Severe Weather 101
Forecasters can and do forecast the likelihood of intense lightning activity. However, it is impossible to forecast individual strikes because lightning is so widespread, frequent and random. Our understanding of cloud electrification processes is still incomplete, but we do know some of the ingredients that a storm needs in order to become electrified and potentially produce lightning. There are two big methods used to look at these ingredients: (1) observation of the current weather, and (2) computer forecast models of the future weather.
Observations of Current Weather
Scientists use characteristics of the current weather in order to forecast if and where a storm is likely to produce lightning in the future. The current weather is very important to forecasting lightning in the next hour. In order to do this well, there are many things that we need to know about the storm. Has it produced lightning before? Is it currently growing in size? Does the storm reach altitudes where temperatures are below freezing? How is the storm moving? How old is the storm? We can compare this type of information to cases that have happened before and then predict the probability of if and the general area where a storm might produce lightning. Scientists make a probabilistic prediction of lightning because weather is a chaotic system, so one small change in the storm or the surrounding environment can make a big difference.
Computer Forecast Models
To determine whether or not a storm is likely to produce lightning over an hour from now, scientists need to use a computer forecast model. Unfortunately, it is still very computationally expensive to directly simulate how lighting behaves, like where it starts and how it branches. NSSL scientists do use this type of simulation in research, but use other things for forecasting lightning. Similar features that are useful in predicting lightning from the current weather can be used in an existing weather forecast model. If a storm exists in a weather forecast model, how large is it? Does it contain both ice particles and water droplets? How much ice does it contain that might be carrying charge? Is there a lot of air moving rapidly upwards within the storm? With this sort of information we can use statistical relationships to predict the probability of lightning well in the future!

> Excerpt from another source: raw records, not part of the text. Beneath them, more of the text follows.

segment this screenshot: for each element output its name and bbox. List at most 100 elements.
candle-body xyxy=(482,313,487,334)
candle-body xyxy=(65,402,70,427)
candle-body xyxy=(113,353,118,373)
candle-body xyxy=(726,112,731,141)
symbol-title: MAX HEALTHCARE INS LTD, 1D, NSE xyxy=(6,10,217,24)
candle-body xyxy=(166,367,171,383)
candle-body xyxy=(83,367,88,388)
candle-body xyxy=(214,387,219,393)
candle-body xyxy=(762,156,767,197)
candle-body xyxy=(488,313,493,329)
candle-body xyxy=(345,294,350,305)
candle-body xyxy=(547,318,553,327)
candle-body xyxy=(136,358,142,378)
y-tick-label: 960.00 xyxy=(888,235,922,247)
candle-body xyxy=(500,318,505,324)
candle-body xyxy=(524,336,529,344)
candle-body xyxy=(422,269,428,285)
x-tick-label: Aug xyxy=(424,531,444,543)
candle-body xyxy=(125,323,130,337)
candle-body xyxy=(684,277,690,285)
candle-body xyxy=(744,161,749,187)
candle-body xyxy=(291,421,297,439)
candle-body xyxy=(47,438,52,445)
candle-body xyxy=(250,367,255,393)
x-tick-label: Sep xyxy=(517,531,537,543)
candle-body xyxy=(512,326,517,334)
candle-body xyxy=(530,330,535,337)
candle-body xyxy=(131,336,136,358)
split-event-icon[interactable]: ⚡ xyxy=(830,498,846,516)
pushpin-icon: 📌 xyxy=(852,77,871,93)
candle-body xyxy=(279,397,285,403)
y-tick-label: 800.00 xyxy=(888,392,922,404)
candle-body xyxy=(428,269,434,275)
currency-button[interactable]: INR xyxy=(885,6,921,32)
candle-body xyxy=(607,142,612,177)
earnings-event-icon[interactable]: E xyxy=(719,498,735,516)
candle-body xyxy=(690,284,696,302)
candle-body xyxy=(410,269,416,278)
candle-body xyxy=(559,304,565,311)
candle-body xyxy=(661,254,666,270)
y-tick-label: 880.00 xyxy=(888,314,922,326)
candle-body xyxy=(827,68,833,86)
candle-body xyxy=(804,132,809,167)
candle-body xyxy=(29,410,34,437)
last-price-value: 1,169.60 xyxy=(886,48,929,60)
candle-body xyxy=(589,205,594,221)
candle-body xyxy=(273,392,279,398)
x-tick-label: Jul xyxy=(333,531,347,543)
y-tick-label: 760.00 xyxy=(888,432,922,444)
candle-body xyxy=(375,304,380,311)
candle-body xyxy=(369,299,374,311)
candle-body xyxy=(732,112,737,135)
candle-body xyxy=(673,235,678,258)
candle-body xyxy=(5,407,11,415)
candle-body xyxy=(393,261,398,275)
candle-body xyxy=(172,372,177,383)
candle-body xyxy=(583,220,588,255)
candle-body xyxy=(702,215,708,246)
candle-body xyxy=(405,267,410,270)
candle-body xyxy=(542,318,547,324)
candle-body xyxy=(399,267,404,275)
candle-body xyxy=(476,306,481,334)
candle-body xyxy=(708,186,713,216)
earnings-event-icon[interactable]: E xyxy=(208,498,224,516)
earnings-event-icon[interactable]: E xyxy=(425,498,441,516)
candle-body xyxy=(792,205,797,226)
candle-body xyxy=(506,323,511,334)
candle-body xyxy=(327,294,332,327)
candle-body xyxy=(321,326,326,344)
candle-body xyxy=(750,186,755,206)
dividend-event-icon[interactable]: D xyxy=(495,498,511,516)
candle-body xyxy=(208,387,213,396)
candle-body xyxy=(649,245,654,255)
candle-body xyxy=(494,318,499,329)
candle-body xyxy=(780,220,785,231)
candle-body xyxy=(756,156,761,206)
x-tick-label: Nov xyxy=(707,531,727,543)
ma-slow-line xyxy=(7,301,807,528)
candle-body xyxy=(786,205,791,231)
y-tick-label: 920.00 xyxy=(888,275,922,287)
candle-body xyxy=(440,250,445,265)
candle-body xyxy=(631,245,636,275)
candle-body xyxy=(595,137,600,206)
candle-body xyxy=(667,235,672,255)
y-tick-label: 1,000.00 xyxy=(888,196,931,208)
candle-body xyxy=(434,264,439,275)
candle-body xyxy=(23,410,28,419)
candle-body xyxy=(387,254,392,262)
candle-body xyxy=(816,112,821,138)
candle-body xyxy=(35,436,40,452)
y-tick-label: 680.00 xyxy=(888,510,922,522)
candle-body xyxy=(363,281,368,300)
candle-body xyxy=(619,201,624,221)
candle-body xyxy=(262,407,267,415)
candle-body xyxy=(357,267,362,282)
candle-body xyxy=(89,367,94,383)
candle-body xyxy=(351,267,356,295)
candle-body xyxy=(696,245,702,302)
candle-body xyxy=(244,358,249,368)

What we do: NSSL and partners are working on an experimental forecast model that predicts the maximum lightning threat every hour.
NSSL researchers are using a 3-D cloud model to investigate the full life-cycle of thunderstorms. The model has shown how graupel or other droplets could help form regions of lower charge.
NSSL researchers are using machine learning to develop statistics to produce the best possible prediction of lightning in experimental computer forecast models.